I turn to look at him and his face threatens to collapse on itself. Slowly, deliberately, I shake my head and turn away. His sigh is a flutter of wings.

“We are going to have to talk about this, you know,” he says, walking to the rocking chair, scaring the birds from their meal.

I look ahead and blink.

“About what to do with her. About what to do with her ashes,” he presses.

“Yes, I expect so.”

“Well?” he asks.

“Well, what?”

“Well, what are we going to do? Where are we going to spread them?”

“I can’t have this discussion now,” I say, seeing the first bold sparrow return to the feeder.

“So you want me to just bring them home and prop the box next to the sugar bowl till you are ready to talk about it? Is that what you want?”

“Greg, please.”

“No, Abbe, not this time. You don’t get to always have it your way.”

“Who the hell are you to talk to me about my way?” I shout, facing him. “If I had it my way, she would not be dead. Do you understand? If I had it my way, your church members would not be clogging up my refrigerator with food that’s fit for a Fourth of July picnic.
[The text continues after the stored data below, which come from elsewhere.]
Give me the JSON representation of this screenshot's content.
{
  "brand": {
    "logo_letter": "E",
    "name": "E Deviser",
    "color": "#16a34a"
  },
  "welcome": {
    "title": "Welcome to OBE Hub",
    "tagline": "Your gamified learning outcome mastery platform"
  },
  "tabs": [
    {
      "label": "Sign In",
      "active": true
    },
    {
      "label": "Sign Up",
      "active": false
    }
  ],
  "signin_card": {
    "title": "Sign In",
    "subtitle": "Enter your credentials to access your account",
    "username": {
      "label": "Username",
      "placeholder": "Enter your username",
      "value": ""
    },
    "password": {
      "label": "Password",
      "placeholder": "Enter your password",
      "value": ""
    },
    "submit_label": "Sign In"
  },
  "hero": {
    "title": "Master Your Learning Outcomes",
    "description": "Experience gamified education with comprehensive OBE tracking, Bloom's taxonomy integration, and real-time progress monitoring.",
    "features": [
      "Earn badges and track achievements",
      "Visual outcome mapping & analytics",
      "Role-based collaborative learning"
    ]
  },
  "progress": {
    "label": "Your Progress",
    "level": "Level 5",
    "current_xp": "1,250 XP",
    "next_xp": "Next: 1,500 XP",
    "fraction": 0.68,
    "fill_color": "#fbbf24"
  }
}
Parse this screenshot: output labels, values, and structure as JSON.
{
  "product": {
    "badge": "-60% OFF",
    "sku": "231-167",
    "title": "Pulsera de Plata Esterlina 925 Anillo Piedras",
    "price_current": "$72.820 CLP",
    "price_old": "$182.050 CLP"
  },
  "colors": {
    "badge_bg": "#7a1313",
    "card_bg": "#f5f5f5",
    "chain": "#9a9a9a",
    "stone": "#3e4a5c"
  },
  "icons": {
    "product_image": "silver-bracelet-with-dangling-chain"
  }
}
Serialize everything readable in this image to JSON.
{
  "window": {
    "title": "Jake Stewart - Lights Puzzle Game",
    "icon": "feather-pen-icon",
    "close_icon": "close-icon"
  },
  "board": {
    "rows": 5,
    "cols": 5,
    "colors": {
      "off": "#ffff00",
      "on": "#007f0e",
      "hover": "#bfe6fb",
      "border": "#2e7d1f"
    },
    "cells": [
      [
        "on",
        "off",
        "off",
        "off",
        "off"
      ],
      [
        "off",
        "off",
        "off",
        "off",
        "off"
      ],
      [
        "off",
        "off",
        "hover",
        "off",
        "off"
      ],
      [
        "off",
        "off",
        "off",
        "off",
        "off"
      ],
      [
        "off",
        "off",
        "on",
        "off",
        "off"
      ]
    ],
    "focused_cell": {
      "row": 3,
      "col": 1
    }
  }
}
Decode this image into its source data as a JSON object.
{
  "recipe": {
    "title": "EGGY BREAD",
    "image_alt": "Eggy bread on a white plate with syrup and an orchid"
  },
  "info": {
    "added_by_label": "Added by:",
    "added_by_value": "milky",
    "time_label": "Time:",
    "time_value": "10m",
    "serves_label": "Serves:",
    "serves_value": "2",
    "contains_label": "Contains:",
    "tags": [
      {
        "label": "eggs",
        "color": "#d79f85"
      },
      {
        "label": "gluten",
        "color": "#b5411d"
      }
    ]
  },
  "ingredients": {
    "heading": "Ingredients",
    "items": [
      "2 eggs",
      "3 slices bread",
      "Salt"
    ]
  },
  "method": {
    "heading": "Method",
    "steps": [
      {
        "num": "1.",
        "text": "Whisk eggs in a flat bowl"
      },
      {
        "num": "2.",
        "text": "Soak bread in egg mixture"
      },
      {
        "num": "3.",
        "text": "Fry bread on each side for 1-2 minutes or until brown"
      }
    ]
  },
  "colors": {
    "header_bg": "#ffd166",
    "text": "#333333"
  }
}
And if I had it my way, you would not be standing here right now provoking me into a conversation I do not want to have.”

We stare at each other, blinking at the heat of an unearthly fire, until he turns away and walks out of the room. When I look at the feeder, all the sparrows have returned to peck at the cardinals’ leftovers, and I rock again, slowly, for the souls of the deceased.

. . .

 

SHE STEPS into a dark swamp, where the trees are up to their knees in water. The reeds are sharp and the mud smells bad like boiled rot. She doesn’t like the dark, she doesn’t like forests, this is going to scare her, I think. “Cleo,” I call to her, but she cannot hear me. “Cleo!” I call louder over my own terror. She is lost; I can tell because she looks around and then walks a little deeper into the darkness. From behind I try to speed up, to reach her, but even though she is very scared now, taking very few steps at all, I still cannot get closer. I reach out my arms, stretching across the abyss: “Cleo!”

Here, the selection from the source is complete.